Smith's raises the ante in Calif. competition

Drug Store News, Sept 7, 1992 by James Frederick

FULLERTON, Calif. - Smith's Food & Drug Centers is cutting a new swath into Southern California's crowded marketplace with a potent combination of dazzling combo stores, proactive customer service and everyday low prices.

Smith's was here before, beginning in 1971 with a tenuous foothold that depended on acquired store facilities and California's exploding growth rate. The Salt Lake City-based combo chain pulled out in 1984, but the state's allure was too much to resist forever. Smith's re-entered the region a year ago, beginning with an 80,000-square-foot combo in Oxnard, Calif., and quickly began expanding in the greater Los Angeles region.
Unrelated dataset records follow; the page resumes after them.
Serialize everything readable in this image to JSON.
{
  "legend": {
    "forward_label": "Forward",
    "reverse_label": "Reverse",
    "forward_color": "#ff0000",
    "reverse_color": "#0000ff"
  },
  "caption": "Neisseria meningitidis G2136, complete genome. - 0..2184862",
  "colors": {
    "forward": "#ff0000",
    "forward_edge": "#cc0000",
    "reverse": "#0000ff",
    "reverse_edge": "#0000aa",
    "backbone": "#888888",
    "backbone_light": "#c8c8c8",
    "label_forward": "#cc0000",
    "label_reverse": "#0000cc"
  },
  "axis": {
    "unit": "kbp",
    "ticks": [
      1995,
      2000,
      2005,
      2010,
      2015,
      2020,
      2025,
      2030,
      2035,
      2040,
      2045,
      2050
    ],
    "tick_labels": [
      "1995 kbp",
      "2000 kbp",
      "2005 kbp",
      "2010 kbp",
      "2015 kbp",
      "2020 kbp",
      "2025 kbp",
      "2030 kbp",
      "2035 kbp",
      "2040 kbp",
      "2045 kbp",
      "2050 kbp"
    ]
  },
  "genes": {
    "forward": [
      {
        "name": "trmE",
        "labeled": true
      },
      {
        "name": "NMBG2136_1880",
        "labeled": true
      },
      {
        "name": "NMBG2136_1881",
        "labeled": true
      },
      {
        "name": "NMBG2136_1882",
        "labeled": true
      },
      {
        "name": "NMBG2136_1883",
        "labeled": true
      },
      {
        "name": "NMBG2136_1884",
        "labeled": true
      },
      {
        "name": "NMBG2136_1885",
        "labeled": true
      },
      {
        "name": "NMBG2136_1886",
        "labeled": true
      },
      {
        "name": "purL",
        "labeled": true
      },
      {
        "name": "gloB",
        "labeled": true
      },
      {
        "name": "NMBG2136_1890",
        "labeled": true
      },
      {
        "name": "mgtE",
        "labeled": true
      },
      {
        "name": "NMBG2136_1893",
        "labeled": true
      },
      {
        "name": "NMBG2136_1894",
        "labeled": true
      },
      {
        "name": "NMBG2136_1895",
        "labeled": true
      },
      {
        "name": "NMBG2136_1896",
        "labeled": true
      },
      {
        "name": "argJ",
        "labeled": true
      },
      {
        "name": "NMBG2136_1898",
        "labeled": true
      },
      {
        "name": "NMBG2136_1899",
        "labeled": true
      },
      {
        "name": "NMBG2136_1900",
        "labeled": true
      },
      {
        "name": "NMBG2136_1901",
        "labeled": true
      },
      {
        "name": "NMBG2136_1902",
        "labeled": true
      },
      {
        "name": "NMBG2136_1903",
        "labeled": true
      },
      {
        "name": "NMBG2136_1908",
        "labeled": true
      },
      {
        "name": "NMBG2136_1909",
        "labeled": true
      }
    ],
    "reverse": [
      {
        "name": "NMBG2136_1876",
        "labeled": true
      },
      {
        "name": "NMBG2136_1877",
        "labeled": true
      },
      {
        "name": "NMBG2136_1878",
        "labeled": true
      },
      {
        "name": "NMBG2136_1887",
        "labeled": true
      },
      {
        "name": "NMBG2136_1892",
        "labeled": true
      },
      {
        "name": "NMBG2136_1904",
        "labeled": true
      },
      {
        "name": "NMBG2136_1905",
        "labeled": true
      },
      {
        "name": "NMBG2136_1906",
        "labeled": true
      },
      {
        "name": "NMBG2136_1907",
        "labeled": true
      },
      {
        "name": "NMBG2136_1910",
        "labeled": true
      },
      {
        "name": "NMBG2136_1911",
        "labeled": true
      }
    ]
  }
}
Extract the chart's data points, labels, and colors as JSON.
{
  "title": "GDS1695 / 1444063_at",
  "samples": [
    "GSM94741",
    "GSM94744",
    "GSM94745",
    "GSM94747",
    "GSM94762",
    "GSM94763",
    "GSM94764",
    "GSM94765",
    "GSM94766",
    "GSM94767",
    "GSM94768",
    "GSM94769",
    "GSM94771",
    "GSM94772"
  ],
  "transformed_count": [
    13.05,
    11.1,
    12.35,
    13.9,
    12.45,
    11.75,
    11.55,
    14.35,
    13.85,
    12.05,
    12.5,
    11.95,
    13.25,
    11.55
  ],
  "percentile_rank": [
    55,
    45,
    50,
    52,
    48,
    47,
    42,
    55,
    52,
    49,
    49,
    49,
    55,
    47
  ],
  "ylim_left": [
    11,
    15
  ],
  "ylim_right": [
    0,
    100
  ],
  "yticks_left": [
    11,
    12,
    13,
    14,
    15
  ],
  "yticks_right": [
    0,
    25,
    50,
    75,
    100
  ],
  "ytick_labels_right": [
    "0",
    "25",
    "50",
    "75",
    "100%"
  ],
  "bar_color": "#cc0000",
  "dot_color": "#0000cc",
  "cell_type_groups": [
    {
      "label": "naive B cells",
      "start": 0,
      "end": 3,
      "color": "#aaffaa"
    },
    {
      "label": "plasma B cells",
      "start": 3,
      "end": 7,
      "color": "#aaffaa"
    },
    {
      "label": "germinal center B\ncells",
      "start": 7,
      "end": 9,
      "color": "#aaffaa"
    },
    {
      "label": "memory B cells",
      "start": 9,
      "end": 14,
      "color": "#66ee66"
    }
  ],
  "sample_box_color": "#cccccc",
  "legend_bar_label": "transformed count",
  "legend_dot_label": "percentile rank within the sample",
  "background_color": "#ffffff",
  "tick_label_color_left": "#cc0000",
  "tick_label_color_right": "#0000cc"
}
More than a dozen units have already opened in towns like Torrance, Stanton, Lancaster and Inglewood; more stores will quickly follow.

This time, Smith's seems more than ready. For one thing, the chain is building its own stores, and they're state of the art. "The comment we hear from customers most often is how beautiful the store is, "said Zane Day, manager of the nine-month-old Smith's in this growing suburban city. He said Smith's policy is to set the highest standards in the industry for cleanliness and design, with nightly floor polishing, a full-time cleanup person and a complete store overhaul every five years.

Smith's matches the appeal of an award-winning store design with one of the broadest non-foods selections in combo retailing, including a pharmacy and drug department that's integrated from the ground up with the store's format. Pricing is also paramount: the chain does frequent market baskets, advertising price comparisons in its circulars; buys aggressively to get the best deals; and employs a pricing coordinator at each store. In-store promotions are continuous, and Smith's hammers hard on the theme of everyday low prices.

The chain backs its growing store network - it will finish the year with roughly 125 large combos in eight Western states - with advanced technology and local distribution capabilities.

On the technology front, the chain has enhanced its ability to analyze POS data for the most productive buying and merchandising, and recently added a new automated receiving system for direct-delivered items. And it continues to add automated distribution centers to support new clusters of stores, with the addition last year of a million-square-foot DC outside Phoenix to handle the growing West Coast expansion. Another DC is slated for Riverside, Calif., in early 1994.

Thus, Smith's is better-equipped than most to target its stores to local market demands while maintaining strong central controls.